AFRICAN MIRROR REPORTER
PRESIDENT Cyril Ramaphosa has urged South African not to be selfish and think only about themselves as the country rebuilds an economy battered by COVID-19.
In a keynote address to mark SA’s Human Rights Day, Ramaphosa said South Africans must think of others, not only in terms of opportunities in the economy but also in the equitable distribution of COVID-19 vaccines.
On the economy he said: “We are now in the phase of reconstruction and recovery. We are working to build a new economy that promises equal opportunity for all. In doing so, let us remember that this is a struggle for all of us far greater than ourselves.

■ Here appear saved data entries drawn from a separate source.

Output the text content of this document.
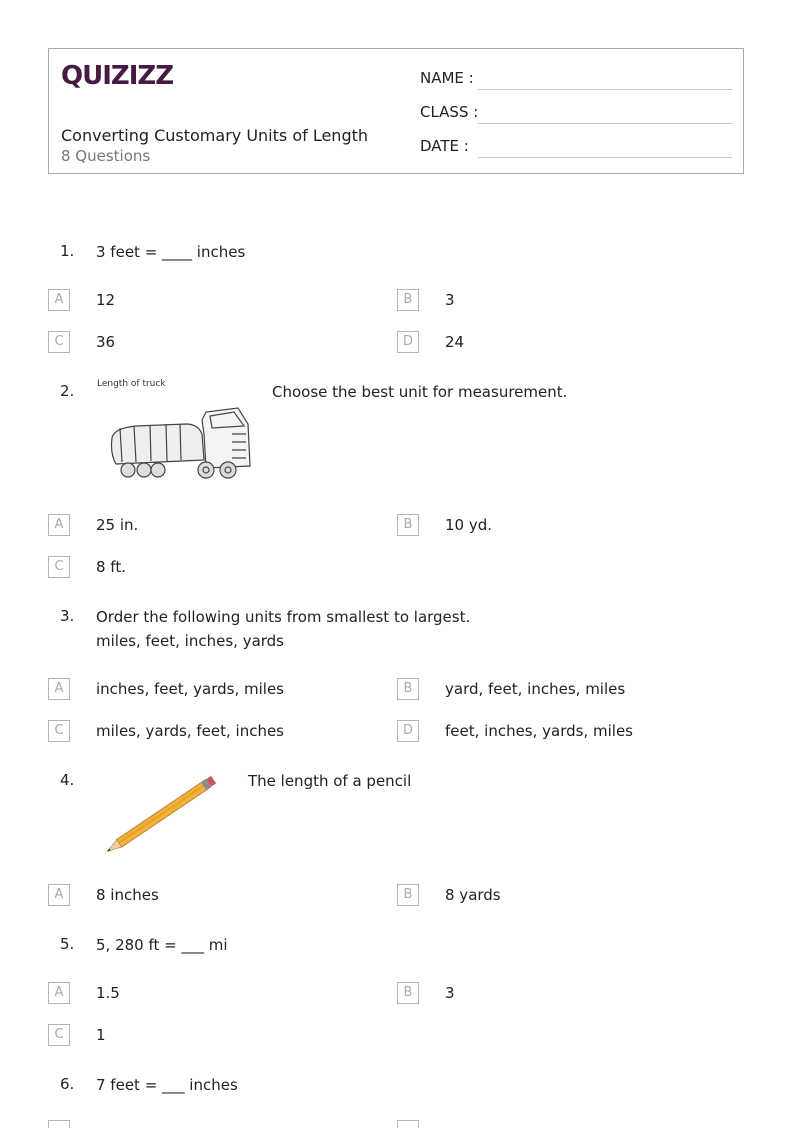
QUIZIZZ
Converting Customary Units of Length
8 Questions
NAME :
CLASS :
DATE :
1. 3 feet = ____ inches
A	12	B	3
C	36	D	24
2.	Length of truck	Choose the best unit for measurement.
A	25 in.	B	10 yd.
C	8 ft.
3. Order the following units from smallest to largest.
miles, feet, inches, yards
A	inches, feet, yards, miles	B	yard, feet, inches, miles
C	miles, yards, feet, inches	D	feet, inches, yards, miles
4.	The length of a pencil
A	8 inches	B	8 yards
5. 5, 280 ft = ___ mi
A	1.5	B	3
C	1
6. 7 feet = ___ inches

“It is not a fight not for our own piece of bread, for our own job to be saved, or for our own health and safety. It is a fight to preserve our common humanity. And it means that we must all work together, whether as government, labour, business or communities. We must rebuild a society that is far better than the one that came before it. We must become a society that is free from poverty, hunger and deprivation.”
On COVID-19 vaccines, Ramaphosa announced they would be available to every person in the country, dispelling fears that non-South Africans would be denied.
“In recognition of the severe impact of the pandemic on people’s livelihoods, we have implemented social and income support measures to support struggling households, workers and businesses. And in this, the next phase of our response to the pandemic, we are working to ensure that the COVID-19 vaccine is available to every person in our country,” he said.
Human Rights Day is a public holiday to commemorate the murder of 69 unarmed activists in Sharpeville 61 years ago and to celebrate the signing of SA’s constitution 25 years ago.
The 2021 commemoration also took place a year after the government declared a national state of disaster and announced the country’s first lockdown and its strict life-changing conditions.
Ramaphosa paid a tribute to the martyrs who lost their lives in Sharpeville and said they did so not only for themselves but for the liberation of all.
“Sixty-one years ago our brave forebears took up the defence of the rights of our people, in the face of a harsh, cruel and unjust system that was exploitive and oppressive. The heroes who protested at Sharpeville on the 21st of March 1960 took up the cause of liberty, freedom and human rights.
They did so not for themselves alone, but for us all. That’s why they’re our heroes and heroines. In the same way, the struggles we wage today are not for our cause alone. They are also for the men, women and children of tomorrow, so that they too may live in security, comfort, peace and freedom. In reflecting on the events at Sharpeville, we appreciate how far we have come from being a society that cares only for a few at the expense of the majority,” the President said.